Avec l'invasion des soviétiques la culture du pavot s'est généralisée, le chef de guerre et mollah Nassim Akhunzada déclarait, en 1981, que " le pavot doit être cultivé afin de financer la guerre sainte contre les troupes soviétiques et leurs laquais de Kaboul. ". Cette explication ne résiste pas à un examen objectif de la situation militaire puisque les résistants ont reçu, durant le conflit avec l'URSS, tous les ans des matériels pour une valeur de 250 millions de dollars alors que la valeur de l'opium exporté, au milieu des années " 80 ", ne représentait que 20 millions de dollars annuels.

La résistance afghane a donc travaillé de concert avec les services de renseignements pakistanais (ISI) qui bénéficiaient du monopole de livraison des armes accordé par la CIA. Ce faisant l'opium était directement transformé en héroïne au Pakistan. Les profits retirés par Islamabad ont été employés dans la déstabilisation de l'Inde par les rebelles Sikhs et la guérilla du Cachemire.

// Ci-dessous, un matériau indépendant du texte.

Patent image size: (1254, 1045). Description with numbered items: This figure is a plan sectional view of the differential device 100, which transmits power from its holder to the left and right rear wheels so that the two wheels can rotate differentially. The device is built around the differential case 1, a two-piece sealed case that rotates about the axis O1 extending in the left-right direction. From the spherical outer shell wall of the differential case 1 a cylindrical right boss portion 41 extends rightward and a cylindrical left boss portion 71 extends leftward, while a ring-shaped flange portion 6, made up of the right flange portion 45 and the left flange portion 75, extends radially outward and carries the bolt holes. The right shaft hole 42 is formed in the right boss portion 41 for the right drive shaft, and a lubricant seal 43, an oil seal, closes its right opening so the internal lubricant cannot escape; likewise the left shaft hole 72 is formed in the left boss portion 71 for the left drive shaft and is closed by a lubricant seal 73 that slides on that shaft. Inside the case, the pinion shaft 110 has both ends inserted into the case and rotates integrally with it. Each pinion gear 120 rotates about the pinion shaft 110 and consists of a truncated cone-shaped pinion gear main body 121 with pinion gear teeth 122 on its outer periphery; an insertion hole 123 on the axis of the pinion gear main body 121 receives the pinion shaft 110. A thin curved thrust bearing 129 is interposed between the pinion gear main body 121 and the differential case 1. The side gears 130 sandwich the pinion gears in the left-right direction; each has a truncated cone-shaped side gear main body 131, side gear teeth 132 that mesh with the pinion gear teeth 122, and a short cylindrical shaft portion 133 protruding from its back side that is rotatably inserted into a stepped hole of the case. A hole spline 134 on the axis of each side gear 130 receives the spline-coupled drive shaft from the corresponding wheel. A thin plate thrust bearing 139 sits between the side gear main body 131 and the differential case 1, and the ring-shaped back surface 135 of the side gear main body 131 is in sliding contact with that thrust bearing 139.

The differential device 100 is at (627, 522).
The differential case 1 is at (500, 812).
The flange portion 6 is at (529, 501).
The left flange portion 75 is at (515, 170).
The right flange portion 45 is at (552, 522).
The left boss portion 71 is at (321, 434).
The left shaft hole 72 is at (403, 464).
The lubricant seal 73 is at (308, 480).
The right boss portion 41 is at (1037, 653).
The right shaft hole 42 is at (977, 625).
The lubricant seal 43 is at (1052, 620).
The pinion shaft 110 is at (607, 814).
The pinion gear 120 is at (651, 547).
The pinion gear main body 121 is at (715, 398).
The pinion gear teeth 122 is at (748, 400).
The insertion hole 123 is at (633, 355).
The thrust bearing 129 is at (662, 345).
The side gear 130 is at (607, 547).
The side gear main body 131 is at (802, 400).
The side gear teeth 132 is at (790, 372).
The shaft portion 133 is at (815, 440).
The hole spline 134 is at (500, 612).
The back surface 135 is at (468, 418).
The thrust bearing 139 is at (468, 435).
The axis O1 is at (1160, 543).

Les chefs de guerre ont très vite compris tout l'intérêt qu'ils pouvaient espérer de cette production en appliquant une taxe de 10%, " l'impôt islamique ", et en devenant eux-mêmes producteurs d'opium ou d'héroïne.

2° L'Afghanistan depuis 1989 : seigneurs de la guerre et drame humanitaire

La production a réellement explosé avec le retrait, en 1989, des soviétique et l'arrivée au pouvoir, en 1992, d'une gouvernement islamiste. Cela s'explique par des raisons économiques, en effet le pays ravagé par plus de 10 années de guerre ne disposait guère d'infrastructures modernes et les paysans ne pouvaient pas compter sur une épargne préexistante qui leur aurait permis d'investir. Le pavot, culture peu exigeante mais à forte valeur ajoutée, s'imposa alors naturellement.

Les réfugiés qui retrouvaient leur pays comptaient très vite retrouver leur ancienne vie et selon certaines enquêtes 30% d'entre eux financeraient ce " retour au pays " par la production d'opium. Bien entendu, l'Occident porte aussi une part de responsabilité puisque après la guerre il se désintéressa complètement de l'Afghanistan alors que des aides massives auraient permis de faire reculer la production d'opium comme le montre l'exemple de la province de Kunar.

Par ailleurs, le désengagement de l'Occident était aussi synonyme de l'arrêt complet des livraisons d'armes et les chefs de guerre ont souhaité e prémunir contre cette éventualité en développant le commerce de l'opium et de l'héroïne. Ainsi les " commandants militaires " ont encouragé les paysans à étendre les surfaces cultivées. Cet effort à fait de l'Afghanistan le premier producteur mondial de pavot avec 3.300 tonnes annuelles, permettant de réaliser 330 tonnes d'héroïne) et 80.000 hectares cultivés.

Dans un premier temps les talibans ont affirmé vouloir éradiquer les cultures " impies " mais nécessité fait loi et les profits escomptés étant si importants, ces derniers aussi ont encouragé et développé les productions.